A medication regimen previously approved to treat dementia could improve executive functioning in adults with ADHD, according to a new study.
The vast majority of children and adults with ADHD also have trouble with executive functions, the cognitive and mental abilities that help people engage in goal-directed action. These deficits can cause time blindness, plus difficulty organizing, scheduling, planning, and completing tasks. To date, cognitive behavioral therapy
(CBT) has been used — usually in concert with an ADHD medication — to treat executive function deficits. Now, scientists are hopeful a new drug may be added to the list of treatment options.
In a small clinical trial, 26 participants aged 18 to 57 with ADHD and executive function deficits were randomly assigned to receive a placebo or a memantine treatment previously approved to treat dementia.
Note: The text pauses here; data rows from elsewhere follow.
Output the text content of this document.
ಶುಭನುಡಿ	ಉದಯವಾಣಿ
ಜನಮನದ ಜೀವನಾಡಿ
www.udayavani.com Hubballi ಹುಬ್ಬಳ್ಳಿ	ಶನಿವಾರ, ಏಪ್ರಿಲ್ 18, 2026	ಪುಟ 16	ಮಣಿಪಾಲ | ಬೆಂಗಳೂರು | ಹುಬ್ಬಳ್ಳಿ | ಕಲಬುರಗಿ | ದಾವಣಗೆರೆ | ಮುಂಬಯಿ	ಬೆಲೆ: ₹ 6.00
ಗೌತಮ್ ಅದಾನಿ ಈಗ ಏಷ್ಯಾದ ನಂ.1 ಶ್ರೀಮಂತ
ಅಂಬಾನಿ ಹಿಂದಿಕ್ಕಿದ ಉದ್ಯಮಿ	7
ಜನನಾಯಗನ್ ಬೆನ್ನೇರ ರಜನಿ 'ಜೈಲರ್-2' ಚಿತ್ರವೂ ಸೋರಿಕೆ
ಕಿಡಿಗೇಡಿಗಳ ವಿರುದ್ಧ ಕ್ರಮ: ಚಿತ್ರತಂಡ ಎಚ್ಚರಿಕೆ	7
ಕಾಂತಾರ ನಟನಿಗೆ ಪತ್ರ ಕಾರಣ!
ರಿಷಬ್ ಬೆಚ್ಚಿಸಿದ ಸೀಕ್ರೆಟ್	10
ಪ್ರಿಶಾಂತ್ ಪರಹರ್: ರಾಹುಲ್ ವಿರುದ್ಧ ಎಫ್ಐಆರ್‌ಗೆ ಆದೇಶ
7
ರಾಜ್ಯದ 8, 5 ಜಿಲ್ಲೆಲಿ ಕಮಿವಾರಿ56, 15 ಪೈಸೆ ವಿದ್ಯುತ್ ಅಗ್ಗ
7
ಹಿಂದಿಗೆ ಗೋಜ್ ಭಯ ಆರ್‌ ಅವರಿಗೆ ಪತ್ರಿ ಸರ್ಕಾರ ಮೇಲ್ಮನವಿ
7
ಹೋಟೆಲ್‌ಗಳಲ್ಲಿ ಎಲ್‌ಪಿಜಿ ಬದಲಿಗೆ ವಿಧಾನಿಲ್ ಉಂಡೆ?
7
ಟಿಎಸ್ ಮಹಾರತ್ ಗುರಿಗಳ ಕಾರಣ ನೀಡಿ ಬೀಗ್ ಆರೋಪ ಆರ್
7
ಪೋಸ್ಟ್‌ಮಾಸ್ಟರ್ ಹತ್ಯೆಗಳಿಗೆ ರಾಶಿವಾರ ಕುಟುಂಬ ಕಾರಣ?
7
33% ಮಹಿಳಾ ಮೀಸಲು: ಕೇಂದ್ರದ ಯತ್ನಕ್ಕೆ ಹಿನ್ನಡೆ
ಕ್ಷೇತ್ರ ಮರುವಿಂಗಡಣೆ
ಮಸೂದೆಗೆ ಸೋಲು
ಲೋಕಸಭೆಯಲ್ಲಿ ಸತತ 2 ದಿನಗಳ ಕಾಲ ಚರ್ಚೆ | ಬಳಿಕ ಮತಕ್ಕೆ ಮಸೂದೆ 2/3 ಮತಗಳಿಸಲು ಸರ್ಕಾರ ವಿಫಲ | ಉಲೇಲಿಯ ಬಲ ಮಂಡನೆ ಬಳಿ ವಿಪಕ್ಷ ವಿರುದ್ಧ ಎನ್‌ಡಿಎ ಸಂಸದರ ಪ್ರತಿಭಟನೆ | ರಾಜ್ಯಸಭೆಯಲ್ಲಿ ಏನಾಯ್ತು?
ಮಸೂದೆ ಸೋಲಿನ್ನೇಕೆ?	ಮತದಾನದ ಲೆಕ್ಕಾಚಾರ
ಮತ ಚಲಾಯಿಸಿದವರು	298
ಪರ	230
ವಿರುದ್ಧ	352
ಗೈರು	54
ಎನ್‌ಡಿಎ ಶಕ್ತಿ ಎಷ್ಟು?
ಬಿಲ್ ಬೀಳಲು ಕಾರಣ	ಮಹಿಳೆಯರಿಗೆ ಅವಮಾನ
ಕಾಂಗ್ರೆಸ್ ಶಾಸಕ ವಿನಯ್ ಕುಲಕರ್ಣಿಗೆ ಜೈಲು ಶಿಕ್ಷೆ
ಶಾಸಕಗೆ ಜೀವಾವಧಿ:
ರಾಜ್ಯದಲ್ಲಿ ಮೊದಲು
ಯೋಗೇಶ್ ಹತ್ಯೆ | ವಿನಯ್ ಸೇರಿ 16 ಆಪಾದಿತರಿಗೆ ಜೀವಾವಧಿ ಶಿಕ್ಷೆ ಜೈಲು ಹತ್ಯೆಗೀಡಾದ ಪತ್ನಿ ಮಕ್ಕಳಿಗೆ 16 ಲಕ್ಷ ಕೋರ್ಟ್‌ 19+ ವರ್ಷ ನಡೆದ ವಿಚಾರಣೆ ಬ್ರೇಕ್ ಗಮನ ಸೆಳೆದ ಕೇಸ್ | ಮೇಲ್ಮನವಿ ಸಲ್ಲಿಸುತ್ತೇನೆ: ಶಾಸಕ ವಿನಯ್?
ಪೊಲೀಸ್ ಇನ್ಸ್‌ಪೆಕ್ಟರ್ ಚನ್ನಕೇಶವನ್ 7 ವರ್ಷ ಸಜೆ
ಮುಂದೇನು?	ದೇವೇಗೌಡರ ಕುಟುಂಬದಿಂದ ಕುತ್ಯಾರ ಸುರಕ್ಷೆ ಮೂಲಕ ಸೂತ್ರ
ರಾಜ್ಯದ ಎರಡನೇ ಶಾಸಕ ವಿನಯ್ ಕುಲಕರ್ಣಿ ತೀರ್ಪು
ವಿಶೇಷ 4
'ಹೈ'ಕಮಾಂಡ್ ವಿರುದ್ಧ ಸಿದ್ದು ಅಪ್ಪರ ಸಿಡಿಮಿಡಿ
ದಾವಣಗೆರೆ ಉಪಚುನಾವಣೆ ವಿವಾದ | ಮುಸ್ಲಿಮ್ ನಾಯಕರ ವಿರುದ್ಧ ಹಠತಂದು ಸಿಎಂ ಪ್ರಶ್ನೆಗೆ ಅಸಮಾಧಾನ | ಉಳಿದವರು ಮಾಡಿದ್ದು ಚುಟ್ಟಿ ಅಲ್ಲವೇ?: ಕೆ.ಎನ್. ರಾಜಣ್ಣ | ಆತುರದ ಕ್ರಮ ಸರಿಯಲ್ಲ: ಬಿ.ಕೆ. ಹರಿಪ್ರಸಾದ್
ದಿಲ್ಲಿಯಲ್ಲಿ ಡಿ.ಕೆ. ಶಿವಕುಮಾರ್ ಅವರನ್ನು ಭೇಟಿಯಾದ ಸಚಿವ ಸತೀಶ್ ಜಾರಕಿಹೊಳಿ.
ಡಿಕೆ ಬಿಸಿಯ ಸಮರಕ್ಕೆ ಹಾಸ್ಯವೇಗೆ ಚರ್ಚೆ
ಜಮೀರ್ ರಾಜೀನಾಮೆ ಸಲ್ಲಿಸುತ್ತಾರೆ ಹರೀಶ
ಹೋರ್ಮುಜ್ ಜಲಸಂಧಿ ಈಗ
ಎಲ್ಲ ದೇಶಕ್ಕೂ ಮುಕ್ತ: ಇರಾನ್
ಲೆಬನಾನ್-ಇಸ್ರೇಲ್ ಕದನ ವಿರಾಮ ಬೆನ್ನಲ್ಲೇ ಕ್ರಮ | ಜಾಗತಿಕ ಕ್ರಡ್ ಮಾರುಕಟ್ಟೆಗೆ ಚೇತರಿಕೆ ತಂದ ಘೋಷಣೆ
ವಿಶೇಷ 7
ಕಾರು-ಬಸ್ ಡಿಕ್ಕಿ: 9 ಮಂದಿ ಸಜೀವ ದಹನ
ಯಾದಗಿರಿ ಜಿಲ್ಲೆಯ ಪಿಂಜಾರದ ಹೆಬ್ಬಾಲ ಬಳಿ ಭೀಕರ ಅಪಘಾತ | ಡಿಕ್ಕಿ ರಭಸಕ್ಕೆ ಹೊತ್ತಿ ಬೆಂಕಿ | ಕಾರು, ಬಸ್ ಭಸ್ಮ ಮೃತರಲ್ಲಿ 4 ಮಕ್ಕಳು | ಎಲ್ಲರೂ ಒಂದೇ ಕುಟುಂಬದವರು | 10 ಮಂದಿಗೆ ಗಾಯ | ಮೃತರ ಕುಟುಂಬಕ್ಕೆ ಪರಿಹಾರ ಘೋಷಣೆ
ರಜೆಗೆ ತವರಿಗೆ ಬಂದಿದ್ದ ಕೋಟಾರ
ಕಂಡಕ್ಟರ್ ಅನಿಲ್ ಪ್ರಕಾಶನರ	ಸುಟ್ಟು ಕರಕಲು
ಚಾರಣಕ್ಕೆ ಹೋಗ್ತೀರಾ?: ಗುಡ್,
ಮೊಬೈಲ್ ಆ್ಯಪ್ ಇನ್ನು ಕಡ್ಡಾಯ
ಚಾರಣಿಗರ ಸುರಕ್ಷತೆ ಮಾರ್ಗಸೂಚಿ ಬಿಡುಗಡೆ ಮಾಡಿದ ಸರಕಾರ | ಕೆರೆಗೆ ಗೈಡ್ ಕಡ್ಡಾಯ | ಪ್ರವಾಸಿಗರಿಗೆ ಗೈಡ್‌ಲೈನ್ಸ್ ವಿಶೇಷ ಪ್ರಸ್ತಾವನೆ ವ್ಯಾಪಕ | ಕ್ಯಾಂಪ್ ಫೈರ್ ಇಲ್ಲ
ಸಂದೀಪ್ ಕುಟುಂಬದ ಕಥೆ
Researchers found that when participants received adjunctive memantine (Namenda, Forest Laboratories, Inc) with osmotic release oral system-methylphenidate (OROS-MPH), executive functions improved during the 18-week trial.
The study results were presented in Athens, Greece, at the 12th World Congress of Biological Psychiatry. More research is needed, but this is encouraging news for adults with ADHD who are frustrated with executive function deficits that cause them to forget appointments, lose track of personal items, zone out during conversations, miss deadlines, and fail to complete multi-step processes. Even when they try very hard, they fall short because of a malfunction in the prefrontal cortex. These executive function problems were previously difficult to treat with medication.